Suprisingly, I was less impressed with Green Lantern: Rebirth artist Ethan Van Sciver's rendition of Green Lantern here; the inks on his work (his own inking, I believe) seem too dark, with far more lines that necessary. Alternatively, Carlos Pacheco is an excellent fit for this book, drawing a fluid, youthful Green Lantern that matches the character's rejuvination. And the final chapter by artist Simone Bianchi feels jarringly out-of-place, though it does give the finale a good horror-movie feel.

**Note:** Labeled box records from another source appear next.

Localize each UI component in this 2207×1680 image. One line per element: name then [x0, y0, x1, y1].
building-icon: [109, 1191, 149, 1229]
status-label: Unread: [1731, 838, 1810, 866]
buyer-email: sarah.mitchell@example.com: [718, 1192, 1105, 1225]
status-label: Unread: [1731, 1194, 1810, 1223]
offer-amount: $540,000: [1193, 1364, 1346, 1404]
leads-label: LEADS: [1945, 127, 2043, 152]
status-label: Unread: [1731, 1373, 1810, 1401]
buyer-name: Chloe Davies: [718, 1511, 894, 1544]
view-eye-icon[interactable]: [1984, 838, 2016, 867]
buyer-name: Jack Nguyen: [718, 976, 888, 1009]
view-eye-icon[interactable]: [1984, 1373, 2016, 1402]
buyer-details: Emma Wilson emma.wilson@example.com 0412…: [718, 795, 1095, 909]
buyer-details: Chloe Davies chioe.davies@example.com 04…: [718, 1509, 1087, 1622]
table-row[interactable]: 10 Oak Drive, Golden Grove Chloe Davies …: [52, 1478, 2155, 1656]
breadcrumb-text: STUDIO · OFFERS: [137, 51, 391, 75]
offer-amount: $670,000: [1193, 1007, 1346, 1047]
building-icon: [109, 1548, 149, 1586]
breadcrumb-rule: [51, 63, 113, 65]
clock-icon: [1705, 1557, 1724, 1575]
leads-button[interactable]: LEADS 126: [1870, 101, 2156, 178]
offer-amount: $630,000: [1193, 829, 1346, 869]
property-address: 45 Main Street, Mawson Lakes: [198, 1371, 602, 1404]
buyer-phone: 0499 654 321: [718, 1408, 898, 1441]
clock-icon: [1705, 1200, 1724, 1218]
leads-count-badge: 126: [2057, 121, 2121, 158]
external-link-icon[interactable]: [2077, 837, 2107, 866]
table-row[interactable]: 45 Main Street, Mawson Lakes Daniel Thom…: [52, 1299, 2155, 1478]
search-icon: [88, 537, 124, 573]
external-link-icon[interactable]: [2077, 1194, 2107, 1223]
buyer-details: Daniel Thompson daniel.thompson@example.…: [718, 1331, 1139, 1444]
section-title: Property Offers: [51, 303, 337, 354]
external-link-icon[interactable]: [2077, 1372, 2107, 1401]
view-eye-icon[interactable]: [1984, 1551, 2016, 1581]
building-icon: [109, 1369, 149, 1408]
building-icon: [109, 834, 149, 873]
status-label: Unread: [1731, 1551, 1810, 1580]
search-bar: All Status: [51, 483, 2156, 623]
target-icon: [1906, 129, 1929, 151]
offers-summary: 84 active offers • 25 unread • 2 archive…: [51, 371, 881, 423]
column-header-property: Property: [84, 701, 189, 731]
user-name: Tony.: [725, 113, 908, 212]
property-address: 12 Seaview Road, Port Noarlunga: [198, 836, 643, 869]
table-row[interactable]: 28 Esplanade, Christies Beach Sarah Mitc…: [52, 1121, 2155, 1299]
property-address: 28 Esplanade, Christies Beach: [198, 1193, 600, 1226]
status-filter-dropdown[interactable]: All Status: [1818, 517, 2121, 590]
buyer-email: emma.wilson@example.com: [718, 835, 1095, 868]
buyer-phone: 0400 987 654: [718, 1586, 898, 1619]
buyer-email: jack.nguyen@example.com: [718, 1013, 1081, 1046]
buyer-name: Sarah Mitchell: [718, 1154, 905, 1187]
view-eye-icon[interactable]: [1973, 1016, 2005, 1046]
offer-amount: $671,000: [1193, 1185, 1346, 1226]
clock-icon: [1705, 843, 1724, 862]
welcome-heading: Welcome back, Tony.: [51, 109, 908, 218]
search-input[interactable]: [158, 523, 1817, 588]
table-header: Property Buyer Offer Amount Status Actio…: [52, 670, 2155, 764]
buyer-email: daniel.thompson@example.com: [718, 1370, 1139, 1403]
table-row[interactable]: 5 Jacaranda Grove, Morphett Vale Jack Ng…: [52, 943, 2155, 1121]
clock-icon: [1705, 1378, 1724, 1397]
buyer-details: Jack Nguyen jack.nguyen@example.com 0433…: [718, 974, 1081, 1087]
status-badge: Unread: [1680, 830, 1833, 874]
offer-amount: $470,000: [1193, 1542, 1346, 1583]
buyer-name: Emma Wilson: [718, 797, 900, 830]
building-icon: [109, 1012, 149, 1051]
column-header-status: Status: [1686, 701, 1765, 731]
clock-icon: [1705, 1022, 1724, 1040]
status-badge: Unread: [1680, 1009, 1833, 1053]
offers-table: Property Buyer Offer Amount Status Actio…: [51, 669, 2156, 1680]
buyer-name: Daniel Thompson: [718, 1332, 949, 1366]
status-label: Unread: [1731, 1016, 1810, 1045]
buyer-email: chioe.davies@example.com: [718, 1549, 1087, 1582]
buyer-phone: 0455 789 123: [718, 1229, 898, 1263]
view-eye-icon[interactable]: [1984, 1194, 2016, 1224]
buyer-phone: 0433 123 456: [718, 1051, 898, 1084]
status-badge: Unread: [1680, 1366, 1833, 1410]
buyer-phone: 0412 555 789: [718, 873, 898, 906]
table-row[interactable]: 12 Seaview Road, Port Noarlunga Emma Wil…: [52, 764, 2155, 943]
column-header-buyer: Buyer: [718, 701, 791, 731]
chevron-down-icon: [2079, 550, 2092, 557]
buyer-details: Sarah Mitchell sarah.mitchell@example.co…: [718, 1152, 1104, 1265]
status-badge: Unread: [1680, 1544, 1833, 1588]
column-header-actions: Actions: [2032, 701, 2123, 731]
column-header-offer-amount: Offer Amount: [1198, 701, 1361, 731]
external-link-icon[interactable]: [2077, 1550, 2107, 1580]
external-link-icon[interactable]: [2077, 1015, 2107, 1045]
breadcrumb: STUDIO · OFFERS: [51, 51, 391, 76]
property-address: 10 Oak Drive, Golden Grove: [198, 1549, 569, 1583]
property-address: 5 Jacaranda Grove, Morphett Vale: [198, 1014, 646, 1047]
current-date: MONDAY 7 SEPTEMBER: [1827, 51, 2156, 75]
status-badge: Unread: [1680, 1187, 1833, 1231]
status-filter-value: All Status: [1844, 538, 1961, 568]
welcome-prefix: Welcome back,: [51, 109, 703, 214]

I was impressed with the make-up of the Green Lantern: No Fear collected edition. As a hardcover, with very few chapter titles, the book reads even more as one story, instead of a collection of issues, than Green Lantern: Rebirth did. More than many others, the story feels like a graphic novel, buffeted by the way that Geoff Johns makes this a slowly unfolding story about Hal, his brothers, and his relationship with his mother, in addition to all the superheroics. In a way, there's a lot in No Fear that demonstrates the potential for collected editions to come; I give this one a pretty high recommendation.
[Contains full covers, a history of the Green Lantern Corp.]
Well, with this adventageous beginning to the outer space aspect of Infinite Crisis, I'm on now to Hawkman, before the Rann/Thanagar War. Moving right along!